Dès lors, la France a entrepris la négociation de nouvelles conventions avec les pays de la bande sahélo-saharienne afin de pallier le défaut de diligence de certains États. Cette démarche a permis la conclusion des présentes conventions avec le Burkina Faso et le Niger, et devrait permettre la signature d'accords similaires avec le Mali dans les mois à venir.
Les demandes françaises concernent principalement des dossiers très sensibles comme des attentats ou des enlèvements de personnes. La triste actualité nous a rappelé à quel point cette région était dangereuse pour les populations locales, mais aussi pour nos compatriotes, et ce depuis plusieurs années déjà.

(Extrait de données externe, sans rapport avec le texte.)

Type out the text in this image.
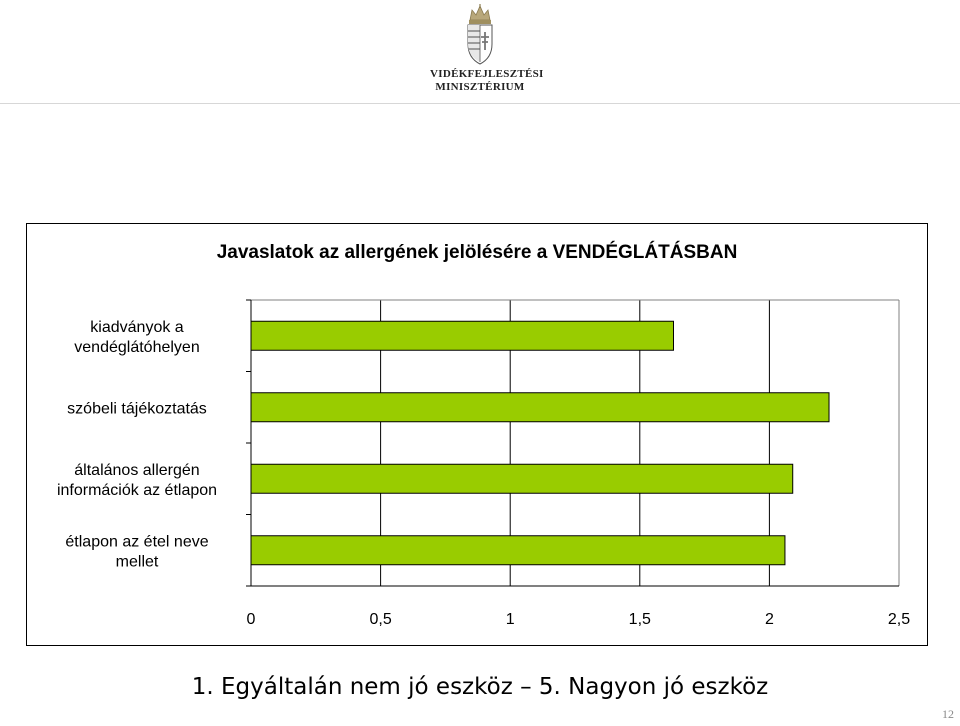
VIDÉKFEJLESZTÉSI
MINISZTÉRIUM
Javaslatok az allergének jelölésére a VENDÉGLÁTÁSBAN
kiadványok a
vendéglátóhelyen
szóbeli tájékoztatás
általános allergén
információk az étlapon
étlapon az étel neve
mellet
0	0,5	1	1,5	2	2,5
1. Egyáltalán nem jó eszköz – 5. Nagyon jó eszköz
12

L'ensemble du territoire burkinabè est aujourd'hui déconseillé aux voyageurs, selon le Quai d'Orsay, avec, en l'espace d'un an, avec un risque accru à l'est du pays compte tenu des attaques récentes. Le territoire nigérien est, quant à lui, déconseillé aux voyageurs depuis septembre 2018.
Outre les actes terroristes et les enlèvements pratiqués sur leurs territoires, les pays du Sahel sont confrontés à plusieurs types de trafic qui peuvent avoir des répercussions sur notre pays, comme le trafic de stupéfiants ou le trafic d'êtres humains à travers les réseaux de passeurs clandestins. À ce titre, il est important de rappeler l'imbrication du terrorisme et de la grande criminalité : en tissant des liens avec les narcotrafiquants, les groupes terroristes participent, directement ou indirectement, à ces trafics, qui constituent pour eux une source de financement importante.
Par conséquent, le renouvellement du cadre conventionnel vise à lutter contre le terrorisme et ses conséquences pour les intérêts français dans la région en renforçant la coopération bilatérale, ce qui permettra de fluidifier les échanges entre les parties afin d'assurer une meilleure exécution des demandes d'entraide, notamment lorsqu'il s'agit d'enquêtes visant des infractions terroristes.
Pour ce faire, ces nouvelles conventions organisent de manière claire les modalités de communication et de transmission des demandes entre les parties, notamment dans les cas les plus urgents. À cet égard, elles définissent de manière plus précise les modalités et les délais d'exécution des demandes d'entraide.
Par ailleurs, les conventions d'entraide judiciaire prévoient la possibilité de procéder à des auditions par visioconférence et de recourir à plusieurs techniques spéciales d'enquête comme les opérations d'infiltration, les interceptions de télécommunications ou encore les livraisons surveillées, qui consistent à laisser passer certains convois de drogues pour permettre l'identification et l'arrestation des commanditaires ou des destinataires du trafic, sans se contenter des seuls convoyeurs. Le texte offre enfin de larges possibilités en matière de gel des avoirs et de confiscation des produits et instruments des infractions.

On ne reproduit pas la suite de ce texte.